Petronas, sambungnya, memiliki keunggulan karena pemerintah Malaysia memberikan kebebasan dalam menjalankan aksi korporasi secara global. Sehingga, Petronas bisa beroperasi di 32 negara hingga saat ini.
Perusahaan BUMN dinilai sulit melakukan langkah yang sama. Dia menilai perusahaan BUMN yang berekspansi ke luar negeri dipastikan akan rugi pada tahun pertama dan kedua. Namun, dinilai dari sisi hukum, hal tersebut akan dianggap sebagai kerugian negara.
Perusahaan pelat merah, katanya, dapat bersaing dengan perusahaan Petronas bahkan mampu menjadi perusahaan kelas dunia. Namun, Tanri Abeng memiliki syarat-syarat khusus agar perusahaan BUMN bisa go international.

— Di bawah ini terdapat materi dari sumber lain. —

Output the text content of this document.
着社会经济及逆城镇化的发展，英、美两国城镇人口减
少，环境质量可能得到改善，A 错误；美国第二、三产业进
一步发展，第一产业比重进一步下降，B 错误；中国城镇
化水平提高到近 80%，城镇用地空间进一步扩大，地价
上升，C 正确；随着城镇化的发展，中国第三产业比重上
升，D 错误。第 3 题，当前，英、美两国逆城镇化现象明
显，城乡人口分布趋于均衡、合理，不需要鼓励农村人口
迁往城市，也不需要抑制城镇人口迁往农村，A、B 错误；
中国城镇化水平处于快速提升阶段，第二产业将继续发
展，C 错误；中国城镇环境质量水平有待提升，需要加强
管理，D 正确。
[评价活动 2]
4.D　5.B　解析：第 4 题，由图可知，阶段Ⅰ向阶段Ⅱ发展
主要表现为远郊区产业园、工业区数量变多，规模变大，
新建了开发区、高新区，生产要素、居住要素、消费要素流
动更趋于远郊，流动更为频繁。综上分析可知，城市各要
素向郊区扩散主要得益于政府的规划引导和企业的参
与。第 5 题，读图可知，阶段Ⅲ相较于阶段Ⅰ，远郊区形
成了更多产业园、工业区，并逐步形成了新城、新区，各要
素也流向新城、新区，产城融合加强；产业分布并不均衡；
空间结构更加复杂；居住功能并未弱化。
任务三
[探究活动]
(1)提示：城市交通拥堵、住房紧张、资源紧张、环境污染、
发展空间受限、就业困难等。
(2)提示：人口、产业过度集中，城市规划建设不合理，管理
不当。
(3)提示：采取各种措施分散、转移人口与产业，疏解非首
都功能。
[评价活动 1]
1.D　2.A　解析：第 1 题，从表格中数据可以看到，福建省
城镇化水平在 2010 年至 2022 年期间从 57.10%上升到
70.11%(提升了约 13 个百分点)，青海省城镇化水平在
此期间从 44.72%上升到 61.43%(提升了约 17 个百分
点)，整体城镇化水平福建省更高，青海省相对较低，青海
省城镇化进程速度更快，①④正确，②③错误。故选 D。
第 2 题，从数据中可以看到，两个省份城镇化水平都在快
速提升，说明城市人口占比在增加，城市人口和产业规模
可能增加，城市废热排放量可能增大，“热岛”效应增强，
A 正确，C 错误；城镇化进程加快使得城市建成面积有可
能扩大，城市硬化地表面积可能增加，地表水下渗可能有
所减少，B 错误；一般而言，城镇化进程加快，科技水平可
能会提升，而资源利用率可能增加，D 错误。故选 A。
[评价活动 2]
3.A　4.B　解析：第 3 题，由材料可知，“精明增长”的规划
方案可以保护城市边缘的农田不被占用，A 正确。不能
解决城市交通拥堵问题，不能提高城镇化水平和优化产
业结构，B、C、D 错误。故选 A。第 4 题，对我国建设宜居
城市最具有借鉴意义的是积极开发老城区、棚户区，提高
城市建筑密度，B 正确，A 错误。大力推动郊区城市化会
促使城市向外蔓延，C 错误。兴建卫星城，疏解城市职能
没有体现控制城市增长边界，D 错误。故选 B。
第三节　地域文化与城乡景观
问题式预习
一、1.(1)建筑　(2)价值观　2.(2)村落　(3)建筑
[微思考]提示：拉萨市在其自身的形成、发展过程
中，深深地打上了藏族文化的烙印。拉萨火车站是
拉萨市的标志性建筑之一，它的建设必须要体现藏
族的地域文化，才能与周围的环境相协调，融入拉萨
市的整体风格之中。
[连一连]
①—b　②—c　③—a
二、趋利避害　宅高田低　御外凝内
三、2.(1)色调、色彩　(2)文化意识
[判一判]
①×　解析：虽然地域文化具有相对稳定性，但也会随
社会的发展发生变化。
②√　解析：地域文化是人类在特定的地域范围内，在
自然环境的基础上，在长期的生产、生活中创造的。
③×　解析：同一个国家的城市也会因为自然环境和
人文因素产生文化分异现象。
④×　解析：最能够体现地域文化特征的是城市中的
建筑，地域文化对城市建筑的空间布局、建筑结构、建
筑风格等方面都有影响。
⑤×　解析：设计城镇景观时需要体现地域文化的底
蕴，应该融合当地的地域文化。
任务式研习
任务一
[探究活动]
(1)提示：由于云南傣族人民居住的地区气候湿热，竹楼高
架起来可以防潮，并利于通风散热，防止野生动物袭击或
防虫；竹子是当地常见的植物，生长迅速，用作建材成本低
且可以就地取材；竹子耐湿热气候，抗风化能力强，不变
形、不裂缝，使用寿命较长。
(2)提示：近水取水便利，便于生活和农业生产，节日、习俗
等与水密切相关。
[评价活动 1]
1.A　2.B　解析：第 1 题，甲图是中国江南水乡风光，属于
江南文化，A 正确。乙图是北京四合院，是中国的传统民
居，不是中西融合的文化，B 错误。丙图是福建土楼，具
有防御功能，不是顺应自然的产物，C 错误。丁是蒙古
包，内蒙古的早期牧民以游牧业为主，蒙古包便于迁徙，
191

Pertama, perusahaan BUMN dapat memperbesar kapitalisasi perusahaan. Dia mengusulkan, untuk memperbesar ukuran perusahaan dapat dilakukan dengan membentuk induk usaha atau holding company bagi masing-masing sektor usaha.
Misalnya, holding BUMN infrastruktur, semen, perkebunan, hingga keuangan. Hal tersebut dinilai dapat membuat perusahaan BUMN memiliki skala internasional.
Kedua, BUMN harus memiliki pimpinan atau Chief Executive Officer (CEO) berkelas internasional. Dia menilai, kemampuan CEO berkelas global diperlukan untuk memimpin dan membawa BUMN bersaing di pasar global.
"Masa mau ke London dengan CEO yang birokratis," selorohnya.
Kemudian ketiga, perusahaan BUMN memiliki peta rencana jangka panjang atau roadmap pengembangan BUMN. Menurutnya, roadmap dapat dijadikan panduan bagi direksi untuk membangun perusahaan BUMN di masa depan.
Kendati demikian, tidak cukup hanya roadmap. Tanri menyaratkan agar keberanian dari pucuk pimpinan perusahaan BUMN juga harus dimiliki untuk pengambilan keputusan.
Selanjutnya keempat, siapapun harus melindungi perusahaan BUMN dari intervensi politik. Baginya, intervensi politik dinilai menjadi penghambat perkembangan perusahaan BUMN termasuk rencana pembentukan holding BUMN.
"Yang belum jalan adalah korporatisasi yakni holding sektoral. Belum jalan karena banyak politisasi," paparnya.